By @DavidLarter on Congress cutting design $ for cruiser replacement. Tough, but I'm sympathetic to Congress's frustration, especially because Navy should have been able to make a compelling case for new ships by now. And I'm sympathetic to Navy, but... https://www.defensenews.com/naval/2020/12/23/congress-guts-funding-for-cruiser-replacements/#.X-O4SEQcVEU.twitter
2. Calling the cruiser replacement a "Large Surface Combatant" instead of a cruiser, is confusing. If I can't tell you how LSC is different than a cruiser no one in Congress can, which suggests (correctly, I think) the Navy's conceptualization is still too fuzzy - after 20 years!
3. It was pretty clear in 2017 there was no $, political appetite, yard capacity, or compelling articulated strategy to justify or build more than a ~300 ship fleet and nothing in the last 3-4 years has substantially changed that, yet we keep seeing 350, 400, now 500 ship plans!

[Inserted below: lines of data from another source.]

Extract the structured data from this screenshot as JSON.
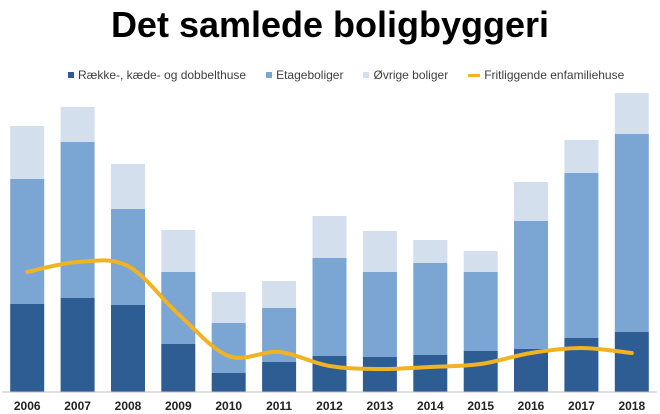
{
  "chart_data": {
    "type": "bar",
    "title": "Det samlede boligbyggeri",
    "categories": [
      "2006",
      "2007",
      "2008",
      "2009",
      "2010",
      "2011",
      "2012",
      "2013",
      "2014",
      "2015",
      "2016",
      "2017",
      "2018"
    ],
    "stacked": true,
    "series": [
      {
        "name": "Række-, kæde- og dobbelthuse",
        "type": "bar",
        "color": "#2e5d94",
        "values": [
          88,
          94,
          87,
          48,
          19,
          30,
          36,
          35,
          37,
          41,
          43,
          54,
          60
        ]
      },
      {
        "name": "Etageboliger",
        "type": "bar",
        "color": "#7ba6d3",
        "values": [
          125,
          156,
          96,
          72,
          50,
          54,
          98,
          85,
          92,
          79,
          128,
          165,
          198
        ]
      },
      {
        "name": "Øvrige boliger",
        "type": "bar",
        "color": "#d3dfed",
        "values": [
          53,
          35,
          45,
          42,
          31,
          27,
          42,
          41,
          23,
          21,
          39,
          33,
          41
        ]
      },
      {
        "name": "Fritliggende enfamiliehuse",
        "type": "line",
        "color": "#f0b323",
        "values": [
          120,
          130,
          126,
          78,
          36,
          40,
          26,
          23,
          25,
          28,
          39,
          44,
          39
        ]
      }
    ],
    "ylim": [
      0,
      300
    ],
    "grid": false,
    "legend": "top"
  }
}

4. Between LCS (not to be confused with the subject LSC - showing again how bad this new-cruiser branding is) FORD cost/delays, the FITZ & MCCAIN collisions, and years of unachievable shipbuilding plans, the Navy doesn't have a lot of congressional benefit of the doubt left.
5. The new Advantage at Sea strategy has some good stuff but also makes big assumptions, exceeds Navy's Title 10 brief in places, and was released *weeks* before the Biden administration comes in and maybe has different ideas, and so doesn't allay #4 much. https://news.usni.org/2020/12/17/u-s-maritime-strategy-advantage-at-sea
6. I think Navy should develop a compelling strategy showing what it can and can't do with what it will probably have, a 300-ship fleet, but also lots of good, innovative new weapons, capabilities and concepts! Realism isn't defeatist bc fantasy doesn't make effective deterrence.